Dr. Gawande, Please Open the Can of Worms
Dr. Gawande, Please Open the Can of Worms
Congratulations, Dr. Atul Gawande. On July 9, 2018, you will start leading the Amazon (NASDAQ: AMZN), Berkshire Hathaway (NYSE: BRK.A, BRK.B) and JPMorgan Chase & Co. (NYSE: JPM) partnership “to address healthcare for their U.S. employees, with the aim of improving employee satisfaction and reducing costs.” What follows is a polite request:
Please, open the can of worms
When announcing the new partnership, Warren Buffett, Chairman and CEO of Berkshire Hathaway, said, “The ballooning costs of healthcare act as a hungry tapeworm on the American economy.” I have bad news—it’s not just one tapeworm. Patients and non-patients are different. Start with patients – that’s where the costs are. If the 1.1 million U.S. employees of Amazon, Berkshire Hathaway, and JPMorgan Chase are like a typical subset of Americans, about half have annual healthcare costs of less than $300. So half of these employees are essentially non-patients. Nationally, according to the Peterson-Kaiser Health System Tracker, the top 5% of people in health spending have costs averaging $51,000 annually; the top 1% have costs averaging $112,000 annually. Instead of thinking of employee averages, bifurcating patients and non-patients should help ABC pursue different strategies for different categories of employees.
Spending variations seem obvious. You, Dr. Gawande, have been writing about the issue for years. Treating a rare disease is more expensive than treating a sinus infection. But that’s just one “tapeworm.” What is well known (but often unsaid) should be tackled directly by ABC: The U.S. healthcare system pays for incorrect diagnoses and treatments; it pays for treatments evidence shows don’t work; it rarely differentiates payment between mediocre and superb health practitioners.
We need to stop paying for what doesn’t work
The system tolerates (and pays dearly for) incorrect diagnoses and incorrect treatment. ABC shouldn’t. Errors in diagnosis occur about 10 to 15% of the time, though errors vary widely by disease or condition and specialty area of the physician. A study of second opinions provided at The Mayo Clinic in Minnesota found that in only 12% of cases was the referral diagnosis the same as the final diagnosis. In other words, more than 85% of the time the first diagnosis was wrong, or needed to be refined.
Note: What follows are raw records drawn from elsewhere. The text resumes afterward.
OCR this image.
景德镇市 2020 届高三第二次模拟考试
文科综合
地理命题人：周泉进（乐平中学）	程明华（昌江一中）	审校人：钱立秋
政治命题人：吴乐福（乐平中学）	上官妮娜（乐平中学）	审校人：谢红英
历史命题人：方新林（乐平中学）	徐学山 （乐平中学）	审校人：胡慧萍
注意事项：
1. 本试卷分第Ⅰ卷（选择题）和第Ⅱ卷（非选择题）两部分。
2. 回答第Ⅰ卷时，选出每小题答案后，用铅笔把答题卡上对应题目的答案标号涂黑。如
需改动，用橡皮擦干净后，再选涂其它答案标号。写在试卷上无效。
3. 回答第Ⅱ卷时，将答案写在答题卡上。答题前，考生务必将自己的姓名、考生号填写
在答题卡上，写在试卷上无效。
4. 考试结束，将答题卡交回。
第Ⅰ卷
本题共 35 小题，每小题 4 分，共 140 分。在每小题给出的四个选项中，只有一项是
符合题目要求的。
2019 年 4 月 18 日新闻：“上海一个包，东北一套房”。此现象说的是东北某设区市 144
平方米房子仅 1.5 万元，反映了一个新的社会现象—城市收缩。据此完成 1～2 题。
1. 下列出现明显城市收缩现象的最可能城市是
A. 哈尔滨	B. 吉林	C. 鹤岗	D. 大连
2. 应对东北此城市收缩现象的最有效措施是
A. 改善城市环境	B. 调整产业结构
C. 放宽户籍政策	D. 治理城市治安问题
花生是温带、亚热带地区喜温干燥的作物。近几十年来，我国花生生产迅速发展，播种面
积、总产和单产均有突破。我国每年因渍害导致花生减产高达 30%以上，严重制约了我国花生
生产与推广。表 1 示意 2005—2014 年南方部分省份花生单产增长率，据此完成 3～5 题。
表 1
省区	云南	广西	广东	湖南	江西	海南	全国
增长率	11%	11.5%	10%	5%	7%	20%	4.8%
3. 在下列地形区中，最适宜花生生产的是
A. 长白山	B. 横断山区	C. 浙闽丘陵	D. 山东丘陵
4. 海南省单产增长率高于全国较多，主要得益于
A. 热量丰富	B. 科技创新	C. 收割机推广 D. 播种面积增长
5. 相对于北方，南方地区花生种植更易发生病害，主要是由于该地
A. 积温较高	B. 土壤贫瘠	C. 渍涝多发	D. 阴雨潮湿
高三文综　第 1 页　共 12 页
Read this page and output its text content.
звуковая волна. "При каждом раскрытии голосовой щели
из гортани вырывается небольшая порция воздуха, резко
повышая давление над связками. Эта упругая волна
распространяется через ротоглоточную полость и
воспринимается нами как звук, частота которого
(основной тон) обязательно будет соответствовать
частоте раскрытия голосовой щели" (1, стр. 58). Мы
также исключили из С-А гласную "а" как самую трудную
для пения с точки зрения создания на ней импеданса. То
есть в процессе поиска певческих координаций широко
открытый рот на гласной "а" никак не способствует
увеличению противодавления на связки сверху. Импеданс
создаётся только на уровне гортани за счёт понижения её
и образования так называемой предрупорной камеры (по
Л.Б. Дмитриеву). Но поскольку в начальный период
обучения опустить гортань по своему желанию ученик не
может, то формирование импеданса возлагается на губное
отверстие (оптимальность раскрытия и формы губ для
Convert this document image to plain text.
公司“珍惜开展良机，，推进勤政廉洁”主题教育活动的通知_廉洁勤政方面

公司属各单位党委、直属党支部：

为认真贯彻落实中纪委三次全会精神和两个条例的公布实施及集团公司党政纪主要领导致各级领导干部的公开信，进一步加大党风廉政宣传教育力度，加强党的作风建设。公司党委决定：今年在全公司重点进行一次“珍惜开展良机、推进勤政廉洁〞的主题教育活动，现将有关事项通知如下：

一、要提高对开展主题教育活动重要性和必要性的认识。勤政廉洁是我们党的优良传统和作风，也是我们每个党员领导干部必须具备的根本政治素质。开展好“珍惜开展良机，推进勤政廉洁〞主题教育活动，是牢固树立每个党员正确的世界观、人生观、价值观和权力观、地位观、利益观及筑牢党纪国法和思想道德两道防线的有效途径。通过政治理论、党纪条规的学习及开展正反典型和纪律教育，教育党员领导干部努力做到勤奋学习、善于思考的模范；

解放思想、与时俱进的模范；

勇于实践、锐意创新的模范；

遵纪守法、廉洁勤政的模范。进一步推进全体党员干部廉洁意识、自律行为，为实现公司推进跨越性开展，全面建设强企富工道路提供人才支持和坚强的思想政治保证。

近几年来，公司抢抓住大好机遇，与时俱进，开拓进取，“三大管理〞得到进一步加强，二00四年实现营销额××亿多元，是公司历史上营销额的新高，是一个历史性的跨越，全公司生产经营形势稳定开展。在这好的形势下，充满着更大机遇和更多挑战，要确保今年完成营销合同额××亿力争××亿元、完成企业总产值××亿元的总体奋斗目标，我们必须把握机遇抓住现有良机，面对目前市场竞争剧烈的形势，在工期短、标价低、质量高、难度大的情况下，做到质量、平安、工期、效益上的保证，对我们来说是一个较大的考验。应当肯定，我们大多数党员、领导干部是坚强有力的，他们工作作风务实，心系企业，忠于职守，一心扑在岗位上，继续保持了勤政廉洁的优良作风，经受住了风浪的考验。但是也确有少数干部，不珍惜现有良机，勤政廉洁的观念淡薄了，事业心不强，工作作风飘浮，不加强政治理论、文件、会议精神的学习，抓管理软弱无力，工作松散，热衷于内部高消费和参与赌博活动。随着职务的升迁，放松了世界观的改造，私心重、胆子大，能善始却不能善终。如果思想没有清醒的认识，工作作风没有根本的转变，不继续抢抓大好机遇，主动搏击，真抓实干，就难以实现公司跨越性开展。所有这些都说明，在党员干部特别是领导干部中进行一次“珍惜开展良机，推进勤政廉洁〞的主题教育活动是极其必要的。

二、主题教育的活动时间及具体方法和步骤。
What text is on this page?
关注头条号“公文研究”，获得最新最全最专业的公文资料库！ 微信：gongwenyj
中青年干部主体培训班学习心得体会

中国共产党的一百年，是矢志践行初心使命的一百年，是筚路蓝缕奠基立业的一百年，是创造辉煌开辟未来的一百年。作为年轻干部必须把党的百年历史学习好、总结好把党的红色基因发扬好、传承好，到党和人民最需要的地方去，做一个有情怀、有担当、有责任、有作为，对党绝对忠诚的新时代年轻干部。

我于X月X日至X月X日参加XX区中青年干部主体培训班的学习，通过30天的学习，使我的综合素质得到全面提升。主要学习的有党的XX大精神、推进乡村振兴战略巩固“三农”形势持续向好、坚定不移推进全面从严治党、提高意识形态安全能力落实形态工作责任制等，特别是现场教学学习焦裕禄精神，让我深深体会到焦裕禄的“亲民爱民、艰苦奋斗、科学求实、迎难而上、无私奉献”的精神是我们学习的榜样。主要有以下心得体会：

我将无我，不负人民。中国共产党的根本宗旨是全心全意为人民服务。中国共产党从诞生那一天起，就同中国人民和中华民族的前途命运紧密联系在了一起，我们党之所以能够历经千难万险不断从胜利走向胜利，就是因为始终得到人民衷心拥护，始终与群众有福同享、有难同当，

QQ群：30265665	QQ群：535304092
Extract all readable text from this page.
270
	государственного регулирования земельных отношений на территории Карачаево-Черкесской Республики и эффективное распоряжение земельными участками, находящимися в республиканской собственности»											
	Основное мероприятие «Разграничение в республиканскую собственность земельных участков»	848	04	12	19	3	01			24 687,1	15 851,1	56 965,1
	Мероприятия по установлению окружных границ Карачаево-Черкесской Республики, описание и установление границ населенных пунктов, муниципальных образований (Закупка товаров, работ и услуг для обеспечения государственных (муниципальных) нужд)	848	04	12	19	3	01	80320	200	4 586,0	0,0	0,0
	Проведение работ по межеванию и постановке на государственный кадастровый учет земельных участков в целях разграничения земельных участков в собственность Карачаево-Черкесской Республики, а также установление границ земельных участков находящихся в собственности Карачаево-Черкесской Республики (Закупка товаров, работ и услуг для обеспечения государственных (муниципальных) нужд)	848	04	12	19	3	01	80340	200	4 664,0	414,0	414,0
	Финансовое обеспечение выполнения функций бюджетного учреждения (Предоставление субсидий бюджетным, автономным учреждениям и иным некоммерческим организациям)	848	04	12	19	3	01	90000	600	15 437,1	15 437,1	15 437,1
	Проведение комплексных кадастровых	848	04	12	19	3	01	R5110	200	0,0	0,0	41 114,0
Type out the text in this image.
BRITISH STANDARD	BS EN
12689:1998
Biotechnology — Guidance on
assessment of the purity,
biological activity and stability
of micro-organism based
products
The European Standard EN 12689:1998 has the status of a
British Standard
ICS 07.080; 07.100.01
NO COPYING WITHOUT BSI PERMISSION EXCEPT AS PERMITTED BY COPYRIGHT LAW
Medical errors, including incorrect diagnoses, treatments, and mistakes, kill between 44,000 and 250,000 people a year (which would make it the third leading cause of death). That is a big range, because medical errors statistics are controversial. Since death certificates don’t list cause of death as “medical error,” researchers have to estimate. When researchers at Johns Hopkins Medicine reviewed 25 years of U.S. malpractice claim payouts, they found “diagnostic errors — not surgical mistakes or medication overdoses — accounted for the largest fraction of claims, the most severe patient harm, and the highest total of penalty payouts.” Health systems analysts can quibble about the numbers, but ABC should strive to lower medical errors. Study lead, David E. Newman-Toker, M.D., Ph.D., associate professor of neurology at the Johns Hopkins University School of Medicine, says, “Experts have often downplayed the scope of diagnostic errors not because they were unaware of the problem, but ‘because they were afraid to open up a can of worms they couldn’t close.’”
To best serve employees who are patients, ABC needs to open up this can of worms. ABC should collect, verify, and use data to determine how employees can be better served by the healthcare system. Which doctors have the lowest error rates? Where is care delivered with the best outcomes for a particular disease or condition, or for a particular type of patient? Continuing to provide employer-sponsored health insurance without taking additional steps to help patients and their families figure out where they can get the best care is something akin to employer malpractice. This approach also perpetuates the idea that there is little difference in quality or outcomes at different health facilities, which is demonstrably false.
For over 20 years, the Dartmouth Atlas Project has been documenting the stark variations in medical use across the U.S. For example, the Atlas shows discretionary surgery, such as knee or hip replacement or back surgery, varies significantly by region, in part because “physician opinion can vary widely as to when the treatment is necessary, and which patients are appropriate.” Diagnosis and treatment differences across practitioners have varying causes. Grand Rounds, for example, was started in 2011 in recognition of the gap between first and final diagnoses and treatment recommendations. As co-founder Owen Tripp (who was a candidate for this job…) explained in an interview with Bruce Rogers for Forbes.com, he was shocked by the realization it takes about 17 years for a proven technology or approach in an academic setting to “make its way to the majority of doctors who practice in the field,” while in the software world it only takes about 18 months between discovery and adoption. Connecting patients to information about which healthcare providers perform best is an easy step for ABC to take (if they haven’t already). If the data exists, ABC should use it.
Open up the can, differentiate the tapeworms by type, and make decisions that will benefit employees accordingly. We can’t starve the tapeworms unless we start to open up these cans. We are all looking forward to you taking the first crack.